Reports from
Paris
1. "So"
Since drinking hurt her stitches, it was more out of habit than anything else
she still went to the cafe every day at 2. It was the same with alcohol
as coffee or tea but at least with that by the third round came the numbness of
an internal winter.
The stitches did not effect her beauty as much as she thought but her self
consciousness projected her unease outwards and so influenced how people saw
her before they quickly looked away.
Anytime the tink-plink Basie notes of the bells hanging over the door announced
someone coming in, she went to war with herself, not wanting anyone to join her
but also hating that moment of rejection.
I sometimes liked a woman who looked sad or tired and to me, her injuries only
enhanced her appeal.
2 o'clock. Children let out of school early for some reason and businessmen in
town for a trade show monopolize most of the tables so that people must double
down with strangers. I nod with my chin at the empty chair across from her, she
shrugs her shoulders and paints the tips of her ears a bright red.
We talk, she likes hearing about how being an artist is nothing like how it is
portrayed in the movies. It takes her mind off of her own problems and
allows her to laugh softly to herself as she is sure it could not be that bad.
The next day even though there are now open tables we sit together again.

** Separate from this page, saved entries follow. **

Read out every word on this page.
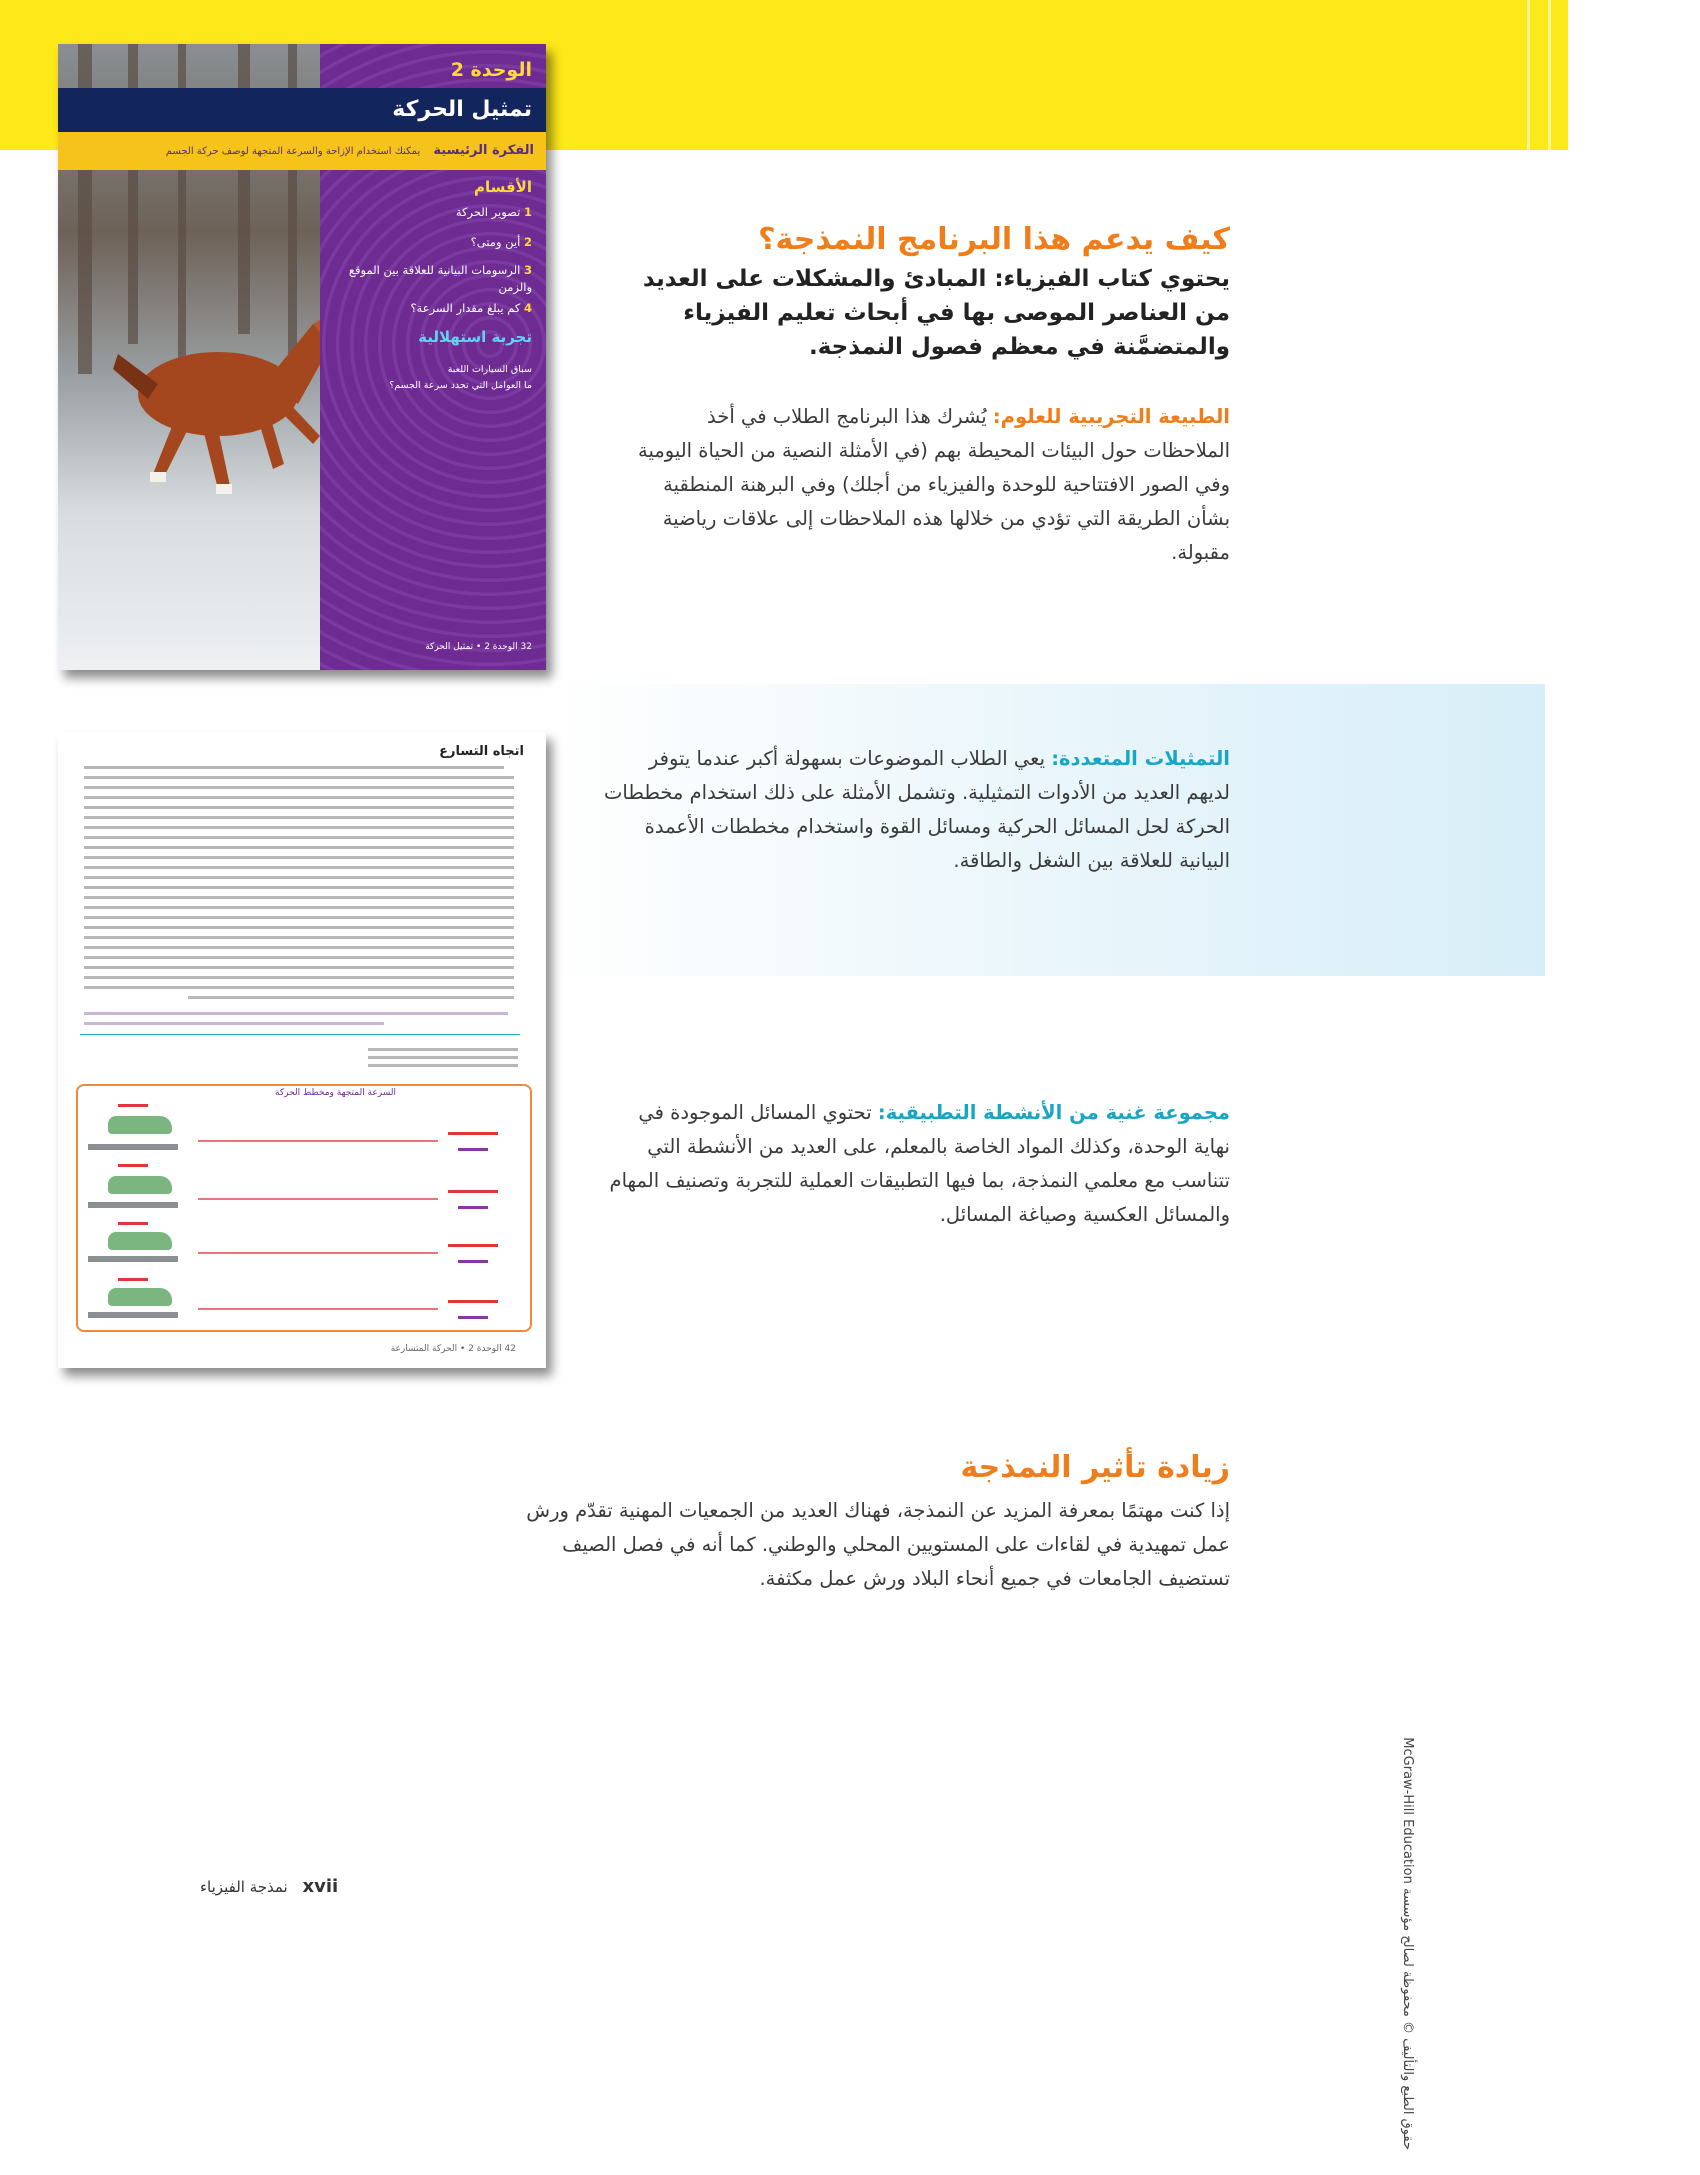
الوحدة 2
تمثيل الحركة
الفكرة الرئيسية يمكنك استخدام الإزاحة والسرعة المتجهة لوصف حركة الجسم
الأقسام
1 تصوير الحركة
2 أين ومتى؟
3 الرسومات البيانية للعلاقة بين الموقع والزمن
4 كم يبلغ مقدار السرعة؟
تجربة استهلالية
سباق السيارات اللعبة
ما العوامل التي تحدد سرعة الجسم؟
32 الوحدة 2 • تمثيل الحركة
اتجاه التسارع
السرعة المتجهة ومخطط الحركة
42 الوحدة 2 • الحركة المتسارعة
كيف يدعم هذا البرنامج النمذجة؟
يحتوي كتاب الفيزياء: المبادئ والمشكلات على العديد من العناصر الموصى بها في أبحاث تعليم الفيزياء والمتضمَّنة في معظم فصول النمذجة.
الطبيعة التجريبية للعلوم: يُشرك هذا البرنامج الطلاب في أخذ الملاحظات حول البيئات المحيطة بهم (في الأمثلة النصية من الحياة اليومية وفي الصور الافتتاحية للوحدة والفيزياء من أجلك) وفي البرهنة المنطقية بشأن الطريقة التي تؤدي من خلالها هذه الملاحظات إلى علاقات رياضية مقبولة.
التمثيلات المتعددة: يعي الطلاب الموضوعات بسهولة أكبر عندما يتوفر لديهم العديد من الأدوات التمثيلية. وتشمل الأمثلة على ذلك استخدام مخططات الحركة لحل المسائل الحركية ومسائل القوة واستخدام مخططات الأعمدة البيانية للعلاقة بين الشغل والطاقة.
مجموعة غنية من الأنشطة التطبيقية: تحتوي المسائل الموجودة في نهاية الوحدة، وكذلك المواد الخاصة بالمعلم، على العديد من الأنشطة التي تتناسب مع معلمي النمذجة، بما فيها التطبيقات العملية للتجربة وتصنيف المهام والمسائل العكسية وصياغة المسائل.
زيادة تأثير النمذجة
إذا كنت مهتمًا بمعرفة المزيد عن النمذجة، فهناك العديد من الجمعيات المهنية تقدّم ورش عمل تمهيدية في لقاءات على المستويين المحلي والوطني. كما أنه في فصل الصيف تستضيف الجامعات في جميع أنحاء البلاد ورش عمل مكثفة.
حقوق الطبع والتأليف © محفوظة لصالح مؤسسة McGraw-Hill Education
xvii نمذجة الفيزياء
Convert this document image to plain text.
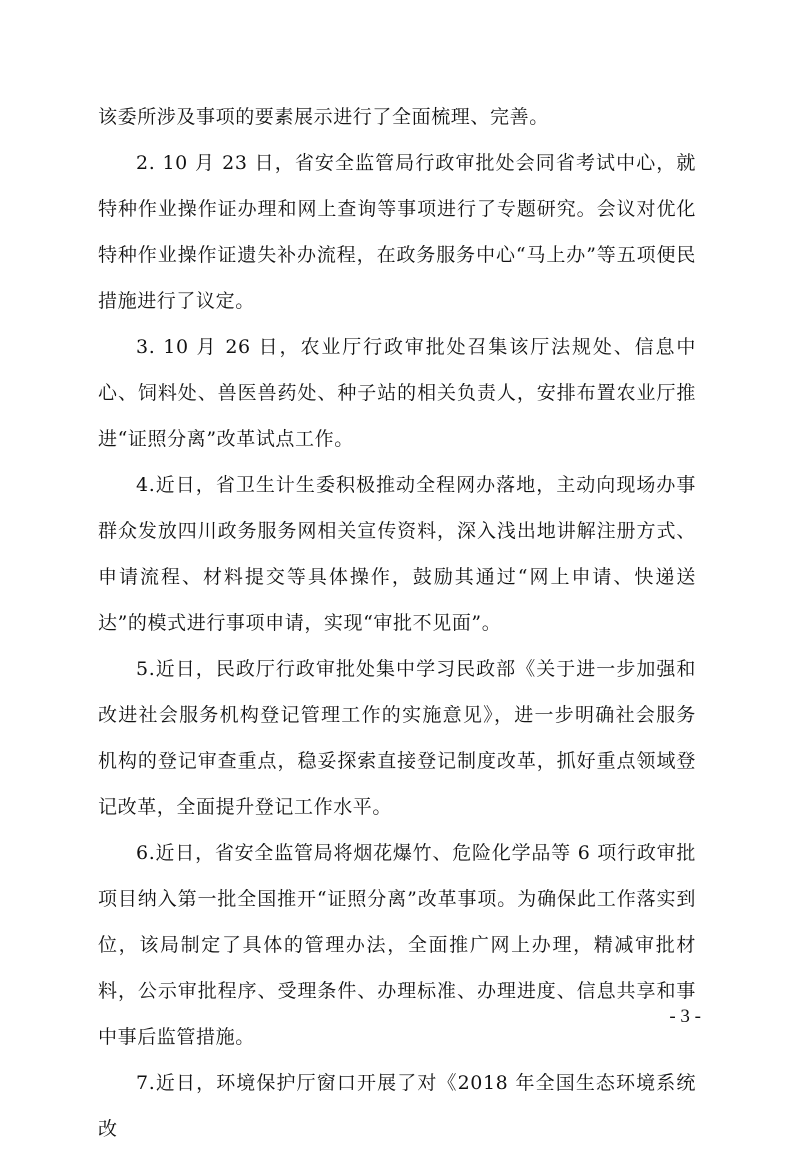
该委所涉及事项的要素展示进行了全面梳理、完善。

2. 10 月 23 日，省安全监管局行政审批处会同省考试中心，就特种作业操作证办理和网上查询等事项进行了专题研究。会议对优化特种作业操作证遗失补办流程，在政务服务中心“马上办”等五项便民措施进行了议定。

3. 10 月 26 日，农业厅行政审批处召集该厅法规处、信息中心、饲料处、兽医兽药处、种子站的相关负责人，安排布置农业厅推进“证照分离”改革试点工作。

4.近日，省卫生计生委积极推动全程网办落地，主动向现场办事群众发放四川政务服务网相关宣传资料，深入浅出地讲解注册方式、申请流程、材料提交等具体操作，鼓励其通过“网上申请、快递送达”的模式进行事项申请，实现“审批不见面”。

5.近日，民政厅行政审批处集中学习民政部《关于进一步加强和改进社会服务机构登记管理工作的实施意见》，进一步明确社会服务机构的登记审查重点，稳妥探索直接登记制度改革，抓好重点领域登记改革，全面提升登记工作水平。

6.近日，省安全监管局将烟花爆竹、危险化学品等 6 项行政审批项目纳入第一批全国推开“证照分离”改革事项。为确保此工作落实到位，该局制定了具体的管理办法，全面推广网上办理，精减审批材料，公示审批程序、受理条件、办理标准、办理进度、信息共享和事中事后监管措施。

7.近日，环境保护厅窗口开展了对《2018 年全国生态环境系统改

- 3 -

We
dance around me doing her portrait, I am not shy to ask but to have motive
misconstrued. We start meeting at my bar instead of the cafe. We set a day for
me to do her portrait.
"Do you mind if I bring my boyfriend?"
I did not.
For some reason I always left first wherever we met , it was how she wanted it.
She turned on her stool towards me and squinted for a minute, then crinkled her
nose and almost smiled. Her arms were over my shoulders as she went to kiss me
goodbye. At the last moment she intentionally shifted so my lips brushed a
stitch. I noticed it smelled faintly of ozone and the water in one of the
meatier types of oysters as eaten on a warm day accompanied by a cool dry
white.
2. "Master"
It was not what the notes that she left me under the statue said that meant
anything to me but the long cut she received on her shin while jumping the
fence to do so that held currency. she would get that look in her eye and
regardless of where we were, roll up the leg of her pants or dress, point to
the scab-scar and say:
"Your signature. "
3. Tete de
poisson: The Corsage
Walking the fish market w/Louise
as they set up. A man originally from Sicily takes a clever to a large tuna.
With the first Cleve, blood spurts onto the apron in the shape of one perfect
red flower, it is as it has always been. It shows that like his ancestors he
knows what he is doing and also a portent of good luck, well, for somebody.
"Will you buy me a flower?"
"I need some coffee."
"Not there, my cousin owns that
place."
In one day and a three hour train ride
it would be as if I were in a different country.